Membrane Processes to Medical Diagnostics and Drug Delivery

Monday Speaker Abstracts

12

Membrane Binding and Remodelling by the COPII Complex

Jan Auerswald, Sebastian Daum, Jan Ebenhan, Daniela Kruger, Mona Gross, Stefan Werner,

Kirsten Bacia

.

University of Halle, Halle, Germany.

COPII vesicles are responsible for transporting cargo from the ER towards the Golgi apparatus in

the secretory pathway. The small GTPase Sar1, which belongs to Sar1/Arf family of GTPases

and the Ras-superfamily, is an essential component in COPII-vesicle formation. Upon activation

with GTP, Sar1 binds to membranes, embedding an amphipathic helix into the proximal leaflet

of the bilayer. The exact role of GTP presence versus GTP hydrolysis in the formation in COPII

vesicle fission is still controversial. We study COPII vesicle formation in a bottom-up fashion on

S. cerevisiae

proteins using cryo-electron microscopy techniques, confocal imaging and

biophysical techniques. Cryo-EM shows strongly different COPII coat morphologies under GTP

hydrolyzing versus non-hydrolyzing conditions. More subtle differences are observed by cryo-

EM among reconstituted COPII samples under non-hydrolyzing conditions. Membrane binding

of the small GTPases Sar1 and Arf1 is studied using biophysical techniques. By combining

fluorescence correlation spectroscopy (FCS) with a Langmuir film balance, the protein’s

footprint in the proximal membrane leaflet is revealed.
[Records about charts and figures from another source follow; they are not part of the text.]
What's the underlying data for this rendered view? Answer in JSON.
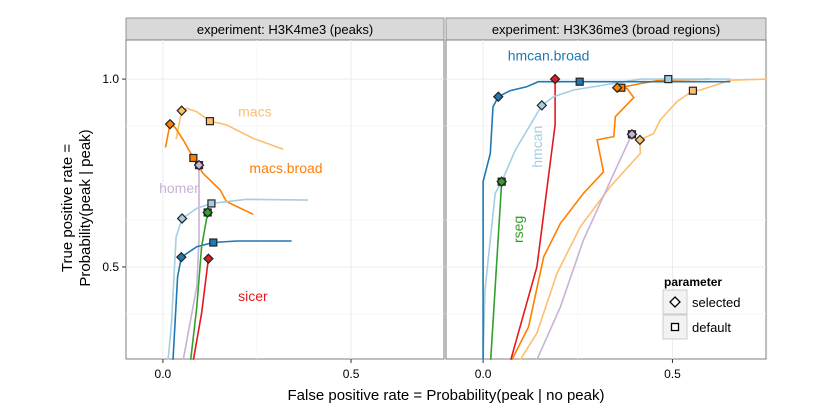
{
  "chart_data": {
    "type": "line",
    "xlabel": "False positive rate = Probability(peak | no peak)",
    "ylabel_lines": [
      "True positive rate =",
      "Probability(peak | peak)"
    ],
    "xlim": [
      -0.098,
      0.747
    ],
    "ylim": [
      0.255,
      1.104
    ],
    "x_ticks": [
      0,
      0.5
    ],
    "x_tick_labels": [
      "0.0",
      "0.5"
    ],
    "y_ticks": [
      0.5,
      1.0
    ],
    "y_tick_labels": [
      "0.5",
      "1.0"
    ],
    "grid": true,
    "legend": {
      "title": "parameter",
      "position": "bottom-right of right panel",
      "entries": [
        {
          "label": "selected",
          "shape": "diamond"
        },
        {
          "label": "default",
          "shape": "square"
        }
      ]
    },
    "colors": {
      "macs": "#FDBF6F",
      "macs.broad": "#FF7F00",
      "homer": "#CAB2D6",
      "hmcan": "#A6CEE3",
      "hmcan.broad": "#1F78B4",
      "rseg": "#33A02C",
      "sicer": "#E31A1C"
    },
    "panels": [
      {
        "title": "experiment: H3K4me3 (peaks)",
        "labels": [
          {
            "text": "macs",
            "series": "macs",
            "x": 0.2,
            "y": 0.9,
            "rotate": false
          },
          {
            "text": "macs.broad",
            "series": "macs.broad",
            "x": 0.23,
            "y": 0.75,
            "rotate": false
          },
          {
            "text": "homer",
            "series": "homer",
            "x": -0.01,
            "y": 0.697,
            "rotate": false
          },
          {
            "text": "sicer",
            "series": "sicer",
            "x": 0.2,
            "y": 0.41,
            "rotate": false
          }
        ],
        "series": [
          {
            "name": "macs",
            "x": [
              0.035,
              0.05,
              0.063,
              0.09,
              0.125,
              0.169,
              0.24,
              0.32
            ],
            "y": [
              0.84,
              0.916,
              0.922,
              0.913,
              0.888,
              0.878,
              0.842,
              0.813
            ],
            "selected": [
              0.05,
              0.916
            ],
            "default": [
              0.125,
              0.888
            ]
          },
          {
            "name": "macs.broad",
            "x": [
              0.007,
              0.019,
              0.032,
              0.054,
              0.081,
              0.107,
              0.152,
              0.169,
              0.24
            ],
            "y": [
              0.818,
              0.88,
              0.872,
              0.838,
              0.79,
              0.749,
              0.705,
              0.674,
              0.64
            ],
            "selected": [
              0.019,
              0.88
            ],
            "default": [
              0.081,
              0.79
            ]
          },
          {
            "name": "homer",
            "x": [
              0.054,
              0.09,
              0.096,
              0.096
            ],
            "y": [
              0.253,
              0.448,
              0.572,
              0.771
            ],
            "selected": [
              0.096,
              0.771
            ],
            "default": [
              0.096,
              0.771
            ]
          },
          {
            "name": "hmcan",
            "x": [
              0.014,
              0.023,
              0.035,
              0.051,
              0.09,
              0.129,
              0.222,
              0.386
            ],
            "y": [
              0.253,
              0.35,
              0.58,
              0.629,
              0.656,
              0.669,
              0.68,
              0.678
            ],
            "selected": [
              0.051,
              0.629
            ],
            "default": [
              0.129,
              0.669
            ]
          },
          {
            "name": "hmcan.broad",
            "x": [
              0.027,
              0.039,
              0.049,
              0.09,
              0.134,
              0.196,
              0.342
            ],
            "y": [
              0.253,
              0.474,
              0.526,
              0.554,
              0.565,
              0.569,
              0.569
            ],
            "selected": [
              0.049,
              0.526
            ],
            "default": [
              0.134,
              0.565
            ]
          },
          {
            "name": "rseg",
            "x": [
              0.074,
              0.09,
              0.103,
              0.119
            ],
            "y": [
              0.253,
              0.394,
              0.554,
              0.645
            ],
            "selected": [
              0.119,
              0.645
            ],
            "default": [
              0.119,
              0.645
            ]
          },
          {
            "name": "sicer",
            "x": [
              0.081,
              0.103,
              0.121
            ],
            "y": [
              0.253,
              0.377,
              0.522
            ],
            "selected": [
              0.121,
              0.522
            ],
            "default": null
          }
        ]
      },
      {
        "title": "experiment: H3K36me3 (broad regions)",
        "labels": [
          {
            "text": "hmcan.broad",
            "series": "hmcan.broad",
            "x": 0.065,
            "y": 1.05,
            "rotate": false
          },
          {
            "text": "hmcan",
            "series": "hmcan",
            "x": 0.155,
            "y": 0.82,
            "rotate": true
          },
          {
            "text": "rseg",
            "series": "rseg",
            "x": 0.105,
            "y": 0.6,
            "rotate": true
          }
        ],
        "series": [
          {
            "name": "macs",
            "x": [
              0.098,
              0.142,
              0.195,
              0.257,
              0.336,
              0.415,
              0.414,
              0.45,
              0.468,
              0.512,
              0.554,
              0.574,
              0.653,
              0.75
            ],
            "y": [
              0.253,
              0.324,
              0.483,
              0.607,
              0.714,
              0.802,
              0.838,
              0.855,
              0.891,
              0.94,
              0.969,
              0.971,
              0.997,
              1.0
            ],
            "selected": [
              0.414,
              0.838
            ],
            "default": [
              0.554,
              0.969
            ]
          },
          {
            "name": "homer",
            "x": [
              0.142,
              0.204,
              0.265,
              0.345,
              0.393
            ],
            "y": [
              0.253,
              0.394,
              0.572,
              0.749,
              0.853
            ],
            "selected": [
              0.393,
              0.853
            ],
            "default": [
              0.393,
              0.853
            ]
          },
          {
            "name": "macs.broad",
            "x": [
              0.076,
              0.12,
              0.16,
              0.204,
              0.265,
              0.318,
              0.301,
              0.345,
              0.349,
              0.398,
              0.38,
              0.362,
              0.415,
              0.468,
              0.6
            ],
            "y": [
              0.253,
              0.341,
              0.527,
              0.616,
              0.696,
              0.753,
              0.838,
              0.847,
              0.9,
              0.951,
              0.975,
              0.977,
              0.988,
              0.997,
              1.0
            ],
            "selected": [
              0.354,
              0.977
            ],
            "default": [
              0.365,
              0.977
            ]
          },
          {
            "name": "sicer",
            "x": [
              0.073,
              0.142,
              0.19,
              0.19
            ],
            "y": [
              0.253,
              0.5,
              0.878,
              1.0
            ],
            "selected": [
              0.19,
              1.0
            ],
            "default": null
          },
          {
            "name": "hmcan",
            "x": [
              0,
              0.005,
              0.032,
              0.049,
              0.085,
              0.155,
              0.186,
              0.239,
              0.415,
              0.489,
              0.653
            ],
            "y": [
              0.253,
              0.439,
              0.696,
              0.727,
              0.811,
              0.93,
              0.953,
              0.971,
              1.0,
              1.0,
              1.0
            ],
            "selected": [
              0.155,
              0.93
            ],
            "default": [
              0.489,
              1.0
            ]
          },
          {
            "name": "hmcan.broad",
            "x": [
              0,
              0,
              0.019,
              0.026,
              0.04,
              0.071,
              0.116,
              0.146,
              0.255,
              0.653
            ],
            "y": [
              0.253,
              0.727,
              0.802,
              0.926,
              0.953,
              0.969,
              0.98,
              0.993,
              0.993,
              0.993
            ],
            "selected": [
              0.04,
              0.953
            ],
            "default": [
              0.255,
              0.993
            ]
          },
          {
            "name": "rseg",
            "x": [
              0.02,
              0.049
            ],
            "y": [
              0.253,
              0.727
            ],
            "selected": [
              0.049,
              0.727
            ],
            "default": [
              0.049,
              0.727
            ]
          }
        ]
      }
    ]
  }
}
Dual-color fluorescence cross-correlation

spectroscopy analysis has been developed into a method for obtaining binding curves and testing

binding models of protein binding to freely diffusing vesicles. The higher specificity makes

fluorescence cross-correlation advantageous compared to previous fluorescence autocorrelation

analysis also for small vesicle applications.